PROJECT SUMMARY Idiopathic pulmonary fibrosis is a chronic, progressive and conclusively fatal disease in which aberrant fibroblast proliferation, contraction, and extracellular matrix (ECM) deposition causes lung function decline. Studies by our group and others, have identified a pivotal role for Yes-associated protein 1 (YAP) and transcriptional coactivator with PDZ-binding motif (TAZ) transcription co-factors in activating fibroblasts to drive fibrosis in the lung. Although these studies highlight the YAP/TAZ transcriptional program as a potential target for drug discovery, the multitude of signaling inputs modulating this pathway, YAP and TAZ ubiquitous expression, and their involvement in a wide array of cell functions, including stem cell maintenance, epithelial and endothelial homeostasis, render them challenging therapeutic targets. Therefore, a treatment strategy targeting YAP/TAZ in fibroblasts selectively over epithelial and endothelial cells would provide a novel avenue to treat IPF. While we have shown that fibroblast-selective inhibition of nuclear localization of YAP/TAZ reverses fibrosis in IPF mouse models using dopamine receptor D1 agonists, challenges in development of such compounds into effective therapies have led us to perform a target-agnostic high-throughput screen, which identified several selective small molecule hit compounds with validated anti-fibrotic activity in cell-based assays. The goal of this phased R61/R33 proposal is to further characterize and optimize our novel fibroblast selective YAP/TAZ inhibitors into potent and selective compounds with validated anti-fibrotic activity in vitro and ex vivo, and with favorable in vitro ADME/PK properties (R61 phase). We will then optimize drug-like in vivo properties for 1-2 lead scaffolds, confirming their anti-fibrotic effects caused by cell type-selective inhibition of YAP/TAZ in in vivo IPF mouse models (R33 phase). Together, the proposed experiments will generate lead molecule(s), which can serve as the basis for an effective therapy to treat IPF patients.
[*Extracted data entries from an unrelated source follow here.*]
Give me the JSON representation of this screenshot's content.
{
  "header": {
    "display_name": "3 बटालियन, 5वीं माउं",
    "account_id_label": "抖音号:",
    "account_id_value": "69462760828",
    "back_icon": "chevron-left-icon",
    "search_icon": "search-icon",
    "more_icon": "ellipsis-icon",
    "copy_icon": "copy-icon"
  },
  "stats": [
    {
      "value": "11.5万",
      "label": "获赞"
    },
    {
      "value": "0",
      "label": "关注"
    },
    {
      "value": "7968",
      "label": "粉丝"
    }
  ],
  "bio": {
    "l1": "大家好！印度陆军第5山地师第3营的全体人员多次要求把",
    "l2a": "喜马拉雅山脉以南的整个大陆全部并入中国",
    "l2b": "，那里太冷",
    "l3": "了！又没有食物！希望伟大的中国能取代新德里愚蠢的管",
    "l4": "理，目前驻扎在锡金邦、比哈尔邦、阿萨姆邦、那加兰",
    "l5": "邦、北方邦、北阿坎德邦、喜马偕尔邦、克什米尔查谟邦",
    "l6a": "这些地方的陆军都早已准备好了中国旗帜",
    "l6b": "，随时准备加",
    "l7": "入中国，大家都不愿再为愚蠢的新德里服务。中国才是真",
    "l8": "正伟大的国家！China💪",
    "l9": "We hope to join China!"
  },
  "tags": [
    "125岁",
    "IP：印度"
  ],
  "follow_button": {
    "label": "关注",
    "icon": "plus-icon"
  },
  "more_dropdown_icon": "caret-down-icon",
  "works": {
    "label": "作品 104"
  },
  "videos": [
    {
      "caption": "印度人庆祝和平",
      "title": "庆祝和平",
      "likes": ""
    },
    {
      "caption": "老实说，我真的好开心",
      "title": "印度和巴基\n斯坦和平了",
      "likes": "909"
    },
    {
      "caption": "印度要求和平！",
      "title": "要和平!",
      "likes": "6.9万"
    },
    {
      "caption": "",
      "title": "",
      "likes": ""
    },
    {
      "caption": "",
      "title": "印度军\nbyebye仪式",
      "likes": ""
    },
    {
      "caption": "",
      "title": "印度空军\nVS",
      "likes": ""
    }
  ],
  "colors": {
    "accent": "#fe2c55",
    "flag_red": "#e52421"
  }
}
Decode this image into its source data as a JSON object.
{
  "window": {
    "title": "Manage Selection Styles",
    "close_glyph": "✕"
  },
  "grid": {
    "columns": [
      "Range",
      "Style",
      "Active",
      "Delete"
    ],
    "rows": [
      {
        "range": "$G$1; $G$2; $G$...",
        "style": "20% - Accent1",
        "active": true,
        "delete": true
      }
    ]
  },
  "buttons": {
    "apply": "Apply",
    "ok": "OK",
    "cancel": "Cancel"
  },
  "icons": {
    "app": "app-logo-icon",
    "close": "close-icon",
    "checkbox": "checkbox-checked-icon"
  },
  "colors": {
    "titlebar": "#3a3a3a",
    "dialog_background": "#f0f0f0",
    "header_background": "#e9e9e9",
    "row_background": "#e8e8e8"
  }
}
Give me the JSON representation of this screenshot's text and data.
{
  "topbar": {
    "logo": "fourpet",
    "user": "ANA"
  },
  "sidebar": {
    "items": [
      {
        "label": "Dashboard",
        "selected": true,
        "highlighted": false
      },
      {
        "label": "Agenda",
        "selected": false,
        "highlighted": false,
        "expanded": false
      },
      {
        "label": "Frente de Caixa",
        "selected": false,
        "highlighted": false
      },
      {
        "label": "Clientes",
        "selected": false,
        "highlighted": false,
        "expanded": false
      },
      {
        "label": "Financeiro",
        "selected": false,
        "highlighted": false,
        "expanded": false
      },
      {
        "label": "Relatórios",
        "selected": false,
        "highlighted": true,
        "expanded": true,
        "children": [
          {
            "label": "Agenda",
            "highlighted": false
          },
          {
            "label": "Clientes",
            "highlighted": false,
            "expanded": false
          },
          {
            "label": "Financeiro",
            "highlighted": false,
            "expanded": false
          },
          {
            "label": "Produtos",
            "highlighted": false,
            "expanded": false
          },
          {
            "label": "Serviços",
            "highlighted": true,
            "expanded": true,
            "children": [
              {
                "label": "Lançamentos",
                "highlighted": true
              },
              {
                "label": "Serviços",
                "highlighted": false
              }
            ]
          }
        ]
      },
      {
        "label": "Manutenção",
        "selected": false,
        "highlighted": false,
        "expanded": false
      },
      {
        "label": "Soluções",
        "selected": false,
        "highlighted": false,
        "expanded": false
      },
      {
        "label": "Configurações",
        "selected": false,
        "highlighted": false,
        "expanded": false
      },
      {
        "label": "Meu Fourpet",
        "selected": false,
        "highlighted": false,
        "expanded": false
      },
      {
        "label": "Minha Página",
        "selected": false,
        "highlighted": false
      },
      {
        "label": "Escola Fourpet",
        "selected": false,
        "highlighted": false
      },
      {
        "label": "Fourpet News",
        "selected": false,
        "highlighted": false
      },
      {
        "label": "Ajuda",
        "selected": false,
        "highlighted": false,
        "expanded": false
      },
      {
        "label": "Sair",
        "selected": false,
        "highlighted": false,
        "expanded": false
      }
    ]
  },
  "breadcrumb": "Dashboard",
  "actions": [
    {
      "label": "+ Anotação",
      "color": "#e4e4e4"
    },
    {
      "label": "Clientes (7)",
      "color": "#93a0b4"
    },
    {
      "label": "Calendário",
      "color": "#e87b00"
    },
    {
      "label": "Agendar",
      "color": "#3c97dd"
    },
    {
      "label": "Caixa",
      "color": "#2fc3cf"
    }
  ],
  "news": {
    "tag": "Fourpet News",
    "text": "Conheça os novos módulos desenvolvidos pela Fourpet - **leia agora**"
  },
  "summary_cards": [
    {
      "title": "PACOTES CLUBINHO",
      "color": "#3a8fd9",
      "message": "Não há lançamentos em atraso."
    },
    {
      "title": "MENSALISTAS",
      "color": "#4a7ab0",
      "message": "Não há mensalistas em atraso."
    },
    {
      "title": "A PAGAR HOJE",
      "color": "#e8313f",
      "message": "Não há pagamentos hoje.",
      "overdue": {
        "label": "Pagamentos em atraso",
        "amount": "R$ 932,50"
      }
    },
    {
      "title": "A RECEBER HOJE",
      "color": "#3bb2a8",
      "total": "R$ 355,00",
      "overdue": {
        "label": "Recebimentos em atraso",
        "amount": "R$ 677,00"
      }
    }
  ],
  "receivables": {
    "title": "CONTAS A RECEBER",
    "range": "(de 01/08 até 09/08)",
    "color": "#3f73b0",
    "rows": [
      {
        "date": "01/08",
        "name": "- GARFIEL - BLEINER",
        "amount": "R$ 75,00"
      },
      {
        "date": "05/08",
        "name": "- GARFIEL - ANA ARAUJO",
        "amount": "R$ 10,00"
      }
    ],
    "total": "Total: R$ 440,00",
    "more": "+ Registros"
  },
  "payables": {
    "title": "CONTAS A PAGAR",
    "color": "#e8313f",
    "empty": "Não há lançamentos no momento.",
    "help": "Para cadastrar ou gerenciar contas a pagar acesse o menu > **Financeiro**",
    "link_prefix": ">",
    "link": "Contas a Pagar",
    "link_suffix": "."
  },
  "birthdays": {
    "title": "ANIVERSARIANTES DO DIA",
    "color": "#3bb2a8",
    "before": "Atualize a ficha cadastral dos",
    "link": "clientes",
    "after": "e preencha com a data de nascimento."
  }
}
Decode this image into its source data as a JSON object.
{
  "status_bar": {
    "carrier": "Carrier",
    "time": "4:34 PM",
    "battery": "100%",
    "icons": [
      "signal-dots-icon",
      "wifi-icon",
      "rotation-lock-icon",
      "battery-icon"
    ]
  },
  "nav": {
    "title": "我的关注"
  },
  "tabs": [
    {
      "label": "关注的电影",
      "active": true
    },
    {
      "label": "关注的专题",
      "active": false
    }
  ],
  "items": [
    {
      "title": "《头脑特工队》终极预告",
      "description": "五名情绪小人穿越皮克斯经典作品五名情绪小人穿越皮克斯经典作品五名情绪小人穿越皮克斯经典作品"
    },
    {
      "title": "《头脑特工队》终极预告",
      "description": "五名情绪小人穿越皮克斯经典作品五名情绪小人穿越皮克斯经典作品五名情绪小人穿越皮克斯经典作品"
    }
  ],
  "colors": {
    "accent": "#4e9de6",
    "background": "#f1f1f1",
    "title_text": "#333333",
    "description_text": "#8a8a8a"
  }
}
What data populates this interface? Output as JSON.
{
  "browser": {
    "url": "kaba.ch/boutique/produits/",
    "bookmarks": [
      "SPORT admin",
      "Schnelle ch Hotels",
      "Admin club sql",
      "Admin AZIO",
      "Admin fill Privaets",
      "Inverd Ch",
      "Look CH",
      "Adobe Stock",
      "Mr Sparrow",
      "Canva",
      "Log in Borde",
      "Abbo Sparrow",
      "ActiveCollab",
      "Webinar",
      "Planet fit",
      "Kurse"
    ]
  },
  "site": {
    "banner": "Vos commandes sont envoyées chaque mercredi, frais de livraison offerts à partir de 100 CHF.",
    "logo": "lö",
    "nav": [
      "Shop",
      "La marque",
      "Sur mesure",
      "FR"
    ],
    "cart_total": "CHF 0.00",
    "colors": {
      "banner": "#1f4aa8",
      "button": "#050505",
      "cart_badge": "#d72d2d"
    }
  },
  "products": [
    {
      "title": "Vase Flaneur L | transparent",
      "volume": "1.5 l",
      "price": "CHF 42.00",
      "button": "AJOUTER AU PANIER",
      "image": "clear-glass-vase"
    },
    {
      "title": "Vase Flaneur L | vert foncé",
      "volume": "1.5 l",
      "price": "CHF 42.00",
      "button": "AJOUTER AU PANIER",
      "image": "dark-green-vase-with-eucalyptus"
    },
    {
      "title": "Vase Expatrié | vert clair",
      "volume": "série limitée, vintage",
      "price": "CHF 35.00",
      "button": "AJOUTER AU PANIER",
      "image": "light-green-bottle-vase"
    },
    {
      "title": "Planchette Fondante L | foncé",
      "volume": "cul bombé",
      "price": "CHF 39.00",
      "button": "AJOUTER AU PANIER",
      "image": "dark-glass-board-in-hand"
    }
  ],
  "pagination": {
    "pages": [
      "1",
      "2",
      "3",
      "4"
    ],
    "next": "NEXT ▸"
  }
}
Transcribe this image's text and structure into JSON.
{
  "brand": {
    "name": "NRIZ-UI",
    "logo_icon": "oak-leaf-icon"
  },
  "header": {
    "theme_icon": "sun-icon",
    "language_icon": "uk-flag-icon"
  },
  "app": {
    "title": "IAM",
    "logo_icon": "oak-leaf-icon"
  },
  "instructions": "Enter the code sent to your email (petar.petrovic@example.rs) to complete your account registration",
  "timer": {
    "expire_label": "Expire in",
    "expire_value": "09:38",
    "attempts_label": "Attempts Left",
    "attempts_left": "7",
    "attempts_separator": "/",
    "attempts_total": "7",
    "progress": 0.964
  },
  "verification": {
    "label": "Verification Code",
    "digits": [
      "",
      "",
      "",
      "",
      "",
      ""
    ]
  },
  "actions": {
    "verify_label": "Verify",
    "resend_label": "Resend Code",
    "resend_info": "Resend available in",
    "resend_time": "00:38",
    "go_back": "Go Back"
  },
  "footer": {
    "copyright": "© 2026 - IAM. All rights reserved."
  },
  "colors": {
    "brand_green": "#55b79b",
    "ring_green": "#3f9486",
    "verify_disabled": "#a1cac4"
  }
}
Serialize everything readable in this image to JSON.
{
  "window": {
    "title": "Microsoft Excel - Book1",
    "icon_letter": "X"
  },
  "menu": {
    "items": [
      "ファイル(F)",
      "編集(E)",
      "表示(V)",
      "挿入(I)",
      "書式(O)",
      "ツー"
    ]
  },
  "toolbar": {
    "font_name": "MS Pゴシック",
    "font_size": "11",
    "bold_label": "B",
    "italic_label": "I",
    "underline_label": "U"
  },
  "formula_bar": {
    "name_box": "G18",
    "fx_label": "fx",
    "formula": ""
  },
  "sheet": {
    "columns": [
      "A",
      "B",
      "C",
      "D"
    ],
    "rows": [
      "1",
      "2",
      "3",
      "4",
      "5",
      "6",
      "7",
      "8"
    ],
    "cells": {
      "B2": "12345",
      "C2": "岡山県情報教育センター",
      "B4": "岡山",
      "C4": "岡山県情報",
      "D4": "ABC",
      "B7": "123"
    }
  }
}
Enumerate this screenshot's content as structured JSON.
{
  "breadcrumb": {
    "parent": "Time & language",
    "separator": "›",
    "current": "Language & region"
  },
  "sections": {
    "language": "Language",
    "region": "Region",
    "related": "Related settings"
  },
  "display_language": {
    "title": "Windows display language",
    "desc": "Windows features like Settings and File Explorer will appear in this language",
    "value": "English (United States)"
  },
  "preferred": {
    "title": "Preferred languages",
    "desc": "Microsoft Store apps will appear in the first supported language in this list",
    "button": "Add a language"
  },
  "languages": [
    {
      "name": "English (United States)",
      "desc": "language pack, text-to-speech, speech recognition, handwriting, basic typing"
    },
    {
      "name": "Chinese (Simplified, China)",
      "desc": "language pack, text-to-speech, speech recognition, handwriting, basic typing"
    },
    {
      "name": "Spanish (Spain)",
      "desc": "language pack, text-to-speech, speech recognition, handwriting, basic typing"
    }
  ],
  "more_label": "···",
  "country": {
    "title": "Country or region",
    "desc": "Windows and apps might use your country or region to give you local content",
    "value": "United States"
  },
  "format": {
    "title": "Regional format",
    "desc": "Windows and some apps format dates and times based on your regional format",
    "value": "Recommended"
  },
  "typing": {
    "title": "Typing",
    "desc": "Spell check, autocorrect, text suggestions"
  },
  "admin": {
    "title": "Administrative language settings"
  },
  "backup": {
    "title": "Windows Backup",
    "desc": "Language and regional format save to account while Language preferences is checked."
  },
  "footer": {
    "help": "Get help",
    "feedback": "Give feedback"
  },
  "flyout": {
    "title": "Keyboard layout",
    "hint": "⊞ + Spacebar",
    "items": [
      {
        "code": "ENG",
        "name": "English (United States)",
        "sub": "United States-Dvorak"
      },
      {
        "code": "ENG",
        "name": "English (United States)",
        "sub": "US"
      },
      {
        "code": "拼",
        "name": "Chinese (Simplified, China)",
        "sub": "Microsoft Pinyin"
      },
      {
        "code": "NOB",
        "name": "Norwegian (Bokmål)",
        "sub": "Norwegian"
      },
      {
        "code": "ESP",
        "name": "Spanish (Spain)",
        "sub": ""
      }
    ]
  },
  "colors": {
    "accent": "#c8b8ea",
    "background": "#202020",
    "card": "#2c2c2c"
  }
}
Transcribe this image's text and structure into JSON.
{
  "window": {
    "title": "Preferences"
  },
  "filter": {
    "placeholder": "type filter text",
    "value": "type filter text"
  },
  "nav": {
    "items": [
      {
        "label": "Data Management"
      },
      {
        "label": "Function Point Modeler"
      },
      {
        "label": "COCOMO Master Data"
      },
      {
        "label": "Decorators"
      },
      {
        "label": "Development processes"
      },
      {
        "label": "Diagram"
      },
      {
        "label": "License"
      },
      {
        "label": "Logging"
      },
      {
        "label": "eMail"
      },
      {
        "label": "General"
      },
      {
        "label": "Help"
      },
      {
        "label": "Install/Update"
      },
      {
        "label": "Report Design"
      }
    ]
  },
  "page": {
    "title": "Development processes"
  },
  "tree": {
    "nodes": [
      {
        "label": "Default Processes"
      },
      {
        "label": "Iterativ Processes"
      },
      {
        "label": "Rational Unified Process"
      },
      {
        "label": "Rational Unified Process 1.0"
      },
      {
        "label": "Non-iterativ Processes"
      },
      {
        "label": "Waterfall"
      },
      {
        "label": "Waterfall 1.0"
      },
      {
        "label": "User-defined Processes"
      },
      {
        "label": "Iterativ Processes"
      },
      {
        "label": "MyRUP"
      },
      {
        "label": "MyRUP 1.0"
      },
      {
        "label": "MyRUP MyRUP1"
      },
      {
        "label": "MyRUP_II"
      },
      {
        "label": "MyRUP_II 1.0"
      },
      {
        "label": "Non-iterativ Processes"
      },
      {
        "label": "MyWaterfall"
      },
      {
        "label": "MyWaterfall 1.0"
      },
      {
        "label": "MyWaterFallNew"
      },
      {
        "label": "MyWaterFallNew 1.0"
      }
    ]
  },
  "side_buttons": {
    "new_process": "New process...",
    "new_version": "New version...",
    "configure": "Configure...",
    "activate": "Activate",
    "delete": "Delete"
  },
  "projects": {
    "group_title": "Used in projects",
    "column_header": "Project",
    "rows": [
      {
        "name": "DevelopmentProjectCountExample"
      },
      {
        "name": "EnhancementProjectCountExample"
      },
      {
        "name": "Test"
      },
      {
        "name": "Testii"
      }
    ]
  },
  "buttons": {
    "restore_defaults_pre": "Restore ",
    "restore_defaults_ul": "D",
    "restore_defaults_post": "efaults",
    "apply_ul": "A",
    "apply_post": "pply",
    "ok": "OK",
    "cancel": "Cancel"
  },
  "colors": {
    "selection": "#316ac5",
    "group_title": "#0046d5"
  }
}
项目摘要 特发性肺纤维化是一种慢性、进行性和最终致命的疾病， 增殖、收缩和细胞外基质（ECM）沉积导致肺功能下降。我们的研究 Yes相关蛋白1（雅普）和转录辅激活因子在转录调控中的关键作用 与PDZ结合基序（TAZ）转录辅因子一起激活成纤维细胞以驱动肺纤维化。虽然 这些研究强调了雅普/TAZ转录程序作为药物发现的潜在靶点， 调节该途径的大量信号输入、雅普和TAZ的普遍表达及其参与 在广泛的细胞功能中，包括干细胞维持、上皮和内皮稳态， 他们挑战治疗目标。因此，选择性靶向成纤维细胞中的雅普/TAZ的治疗策略， 将提供一种治疗IPF的新途径。虽然我们已经表明， 成纤维细胞选择性抑制雅普/TAZ的核定位逆转IPF小鼠模型中的纤维化， 多巴胺受体D1激动剂，在将这些化合物开发成有效疗法方面的挑战已经导致 我们进行了一个目标不可知的高通量筛选，确定了几个选择性的小分子命中 在基于细胞的测定中具有经验证的抗纤维化活性的化合物。本阶段R61/R33提案的目标是 进一步表征和优化我们的新型成纤维细胞选择性雅普/TAZ抑制剂， 具有经验证的体外和离体抗纤维化活性，并具有有利的体外ADME/PK性质的化合物 (R61阶段）。然后，我们将优化1-2铅支架的药物样体内特性，证实其抗纤维化 在体内IPF小鼠模型（R33期）中由雅普/TAZ的细胞类型选择性抑制引起的作用。在一起， 所提出的实验将产生先导分子，这些先导分子可以作为有效治疗的基础 治疗IPF患者。